Down the other side, her stone hut stands in the center of the mountaintop. For a time, he remains where he is, watching. A mist hangs in the air that thins under the sun and remains on the tips of the bushes and on the sparse grasses that grow at the peak. There are several flowers there below him. Directly ahead lies the path of white stone leading to the hut. The squat stones are gray and silver-flecked. He walks around her shelter, looking at the heavy moss and the many green plants sprouted from the roof. Behind him, skulls line the trail.
He heads to the opening and enters, expecting to find her inside. She is not. The flowers on her stone have withered, and he walks to where her raised bedding lies and looks it over. The interior of her hut is empty except for the flowers and one of the turned poles to the side. Around the pole he looks for Theo’s braids but does not find them.
He notices something different from the huts he is used to. The floor itself is not dirt but stone, laid as the walk had been laid. Then he sees her standing on the high place, watching him. She is in the grass beside the remnant of a white altar. Behind her the sky hangs blue with few clouds. She does not move. He goes to her.
“It was you,” she says without surprise.
He nods as he mounts the green, round top and rests beside the stone.

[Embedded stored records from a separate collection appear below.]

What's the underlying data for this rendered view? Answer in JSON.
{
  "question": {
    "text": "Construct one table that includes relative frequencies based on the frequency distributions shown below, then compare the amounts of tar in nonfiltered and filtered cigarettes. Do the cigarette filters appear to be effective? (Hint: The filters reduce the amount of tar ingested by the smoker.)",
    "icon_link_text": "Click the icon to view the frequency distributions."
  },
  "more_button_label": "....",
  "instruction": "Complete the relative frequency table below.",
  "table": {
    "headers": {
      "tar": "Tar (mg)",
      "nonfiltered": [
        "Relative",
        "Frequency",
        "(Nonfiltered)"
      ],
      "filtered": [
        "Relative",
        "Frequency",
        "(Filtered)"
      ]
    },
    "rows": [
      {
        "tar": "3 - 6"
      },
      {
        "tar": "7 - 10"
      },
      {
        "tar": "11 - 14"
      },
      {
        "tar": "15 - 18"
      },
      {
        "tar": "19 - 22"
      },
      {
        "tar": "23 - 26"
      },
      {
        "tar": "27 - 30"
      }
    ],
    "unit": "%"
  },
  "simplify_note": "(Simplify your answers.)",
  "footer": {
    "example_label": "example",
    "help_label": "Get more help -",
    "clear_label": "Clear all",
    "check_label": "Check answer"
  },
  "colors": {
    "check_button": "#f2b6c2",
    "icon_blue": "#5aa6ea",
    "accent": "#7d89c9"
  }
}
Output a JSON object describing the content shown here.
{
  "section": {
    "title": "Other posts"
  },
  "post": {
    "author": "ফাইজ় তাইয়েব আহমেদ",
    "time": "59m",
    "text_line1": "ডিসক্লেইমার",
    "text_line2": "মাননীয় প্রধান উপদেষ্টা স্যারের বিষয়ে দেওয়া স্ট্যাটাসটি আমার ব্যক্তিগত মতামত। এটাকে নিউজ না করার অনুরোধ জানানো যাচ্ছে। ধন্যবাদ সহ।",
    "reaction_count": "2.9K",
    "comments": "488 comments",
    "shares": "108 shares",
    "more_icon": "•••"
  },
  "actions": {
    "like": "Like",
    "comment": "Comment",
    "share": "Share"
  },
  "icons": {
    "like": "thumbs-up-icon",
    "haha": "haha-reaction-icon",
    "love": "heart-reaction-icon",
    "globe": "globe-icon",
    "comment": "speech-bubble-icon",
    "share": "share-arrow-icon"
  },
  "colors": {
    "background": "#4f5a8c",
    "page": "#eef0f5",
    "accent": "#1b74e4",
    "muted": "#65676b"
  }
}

A breeze draws past them. It is tinged by the odor. She moves away from him lightly on the soft ground.
“What did you do with her braids?” he asks.
“I burned them.”
He does not say anything. He clutches the spear she gave him instead and looks beyond her out into the distance where the cloud of smoke hangs from his fire, but she is looking right at him. He gazes to where the village should be and then back to his spear. Then she catches his eye and glares at him for a moment, lingering.
“Do you know what you’re doing?”
He nods again. “I know,” but he does not move. “Why did you make us Gatherers?”
But she does not answer him at first. Then she says, “Does it matter?”
He waits for her to say something else, but she does not.
“No,” he says.
She lies on her belly in the grass. The sky is perfect. She faces the ocean. He comes to her and stabs her where he knows it will kill. She is beautiful old. She does not make a sound when she dies.
He walks away with the obsidian she gave him moist. He climbs down the trail, back to the forest below. Her head is tied to his waist by the hair. An animal skin wraps her eyes.
The fire has not burned on this side of the high place and he continues down toward the village. When he reaches the spot where the trees and bushes grow, he walks around and collects as much of the dry vegetation and tinder as he can. He empties his food pouches and stuffs them full of the tinder and then walks farther down the trail into the forest.
“Are you looking for me,” he shouts. “You can’t stand against me!”